If I say it about McCoy showing up and wandering around in Ecounter at Farpoint, I have precedent for saying it about Archer.
I've already explained the difference between those two situations. The available evidence strongly supports it being McCoy. We have no actual canonical evidence that the admiral is Jonathan Archer instead of his daughter or grandson or something. It's simply a matter of following the evidence.
If there were any real evidence that it was Jonathan rather than a different Archer, then I'd accept that, just as I accept that the guy who looks and talks and acts like McCoy is almost certainly McCoy. But since there is no conclusive evidence for that, and since it's so unlikely, I remain skeptical.

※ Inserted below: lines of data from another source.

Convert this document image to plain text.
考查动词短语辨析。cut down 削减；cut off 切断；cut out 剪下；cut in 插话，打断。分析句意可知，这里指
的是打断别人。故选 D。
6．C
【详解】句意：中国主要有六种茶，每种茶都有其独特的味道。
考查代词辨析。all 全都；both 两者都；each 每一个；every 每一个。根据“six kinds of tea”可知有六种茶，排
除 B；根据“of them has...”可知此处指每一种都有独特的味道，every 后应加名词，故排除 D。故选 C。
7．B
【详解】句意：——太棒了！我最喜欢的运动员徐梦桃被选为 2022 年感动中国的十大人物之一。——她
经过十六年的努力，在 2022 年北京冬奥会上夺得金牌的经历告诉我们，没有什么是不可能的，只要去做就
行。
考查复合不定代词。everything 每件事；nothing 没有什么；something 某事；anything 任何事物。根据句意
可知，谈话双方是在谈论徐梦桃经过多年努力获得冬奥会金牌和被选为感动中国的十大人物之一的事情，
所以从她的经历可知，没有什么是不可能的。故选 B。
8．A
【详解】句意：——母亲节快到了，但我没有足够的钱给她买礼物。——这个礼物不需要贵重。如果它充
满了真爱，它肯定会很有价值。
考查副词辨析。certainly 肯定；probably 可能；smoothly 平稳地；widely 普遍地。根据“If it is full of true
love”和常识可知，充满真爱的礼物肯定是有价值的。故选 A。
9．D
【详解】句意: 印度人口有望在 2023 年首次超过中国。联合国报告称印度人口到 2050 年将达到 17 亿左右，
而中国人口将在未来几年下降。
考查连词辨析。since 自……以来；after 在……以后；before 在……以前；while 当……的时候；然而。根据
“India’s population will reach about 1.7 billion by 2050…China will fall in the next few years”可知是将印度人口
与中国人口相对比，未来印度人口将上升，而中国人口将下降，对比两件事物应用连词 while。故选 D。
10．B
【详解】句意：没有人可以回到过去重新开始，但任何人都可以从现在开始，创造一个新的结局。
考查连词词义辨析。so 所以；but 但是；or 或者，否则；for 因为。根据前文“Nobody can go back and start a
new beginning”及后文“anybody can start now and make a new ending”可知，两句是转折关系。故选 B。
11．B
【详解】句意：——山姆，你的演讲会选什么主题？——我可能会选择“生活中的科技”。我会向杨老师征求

There was an Enterprise episode that said the average lifespan was 100, perhaps by TOS the average lifespan was 120 and living to 150 was uncommon but not unheard of. I haven't seen anything or read anything that would contradict that.
But that's for someone born
in the era in question. Someone born in 2122 with a life expectancy of a hundred can be expected to make it into the 23rd century, but their life expectancy doesn't suddenly increase once they get there, not statistically speaking, since they haven't had the benefit of 23rd-century medicine
their whole lives the way someone born in 2233 would. So sure, Christopher Pike might have a life expectancy of 120 or better, but that doesn't mean Jonathan Archer would, even if their lifespans did overlap.
The writers said they intended it to be Jonathan Archer. Is that canon? Nope, but neither is the concept of his decedents. I doubt canon will ever say one way or the other.
*sigh* Which is exactly the point I've been trying to make all along -- that you don't make assumptions without evidence. Sure, maybe there's a remote chance that it
could be Jonathan Archer, but I get so sick of everyone
assuming that it is and never even considering that there's room for doubt, that there's a simpler, more likely interpretation that shouldn't be rejected out of hand.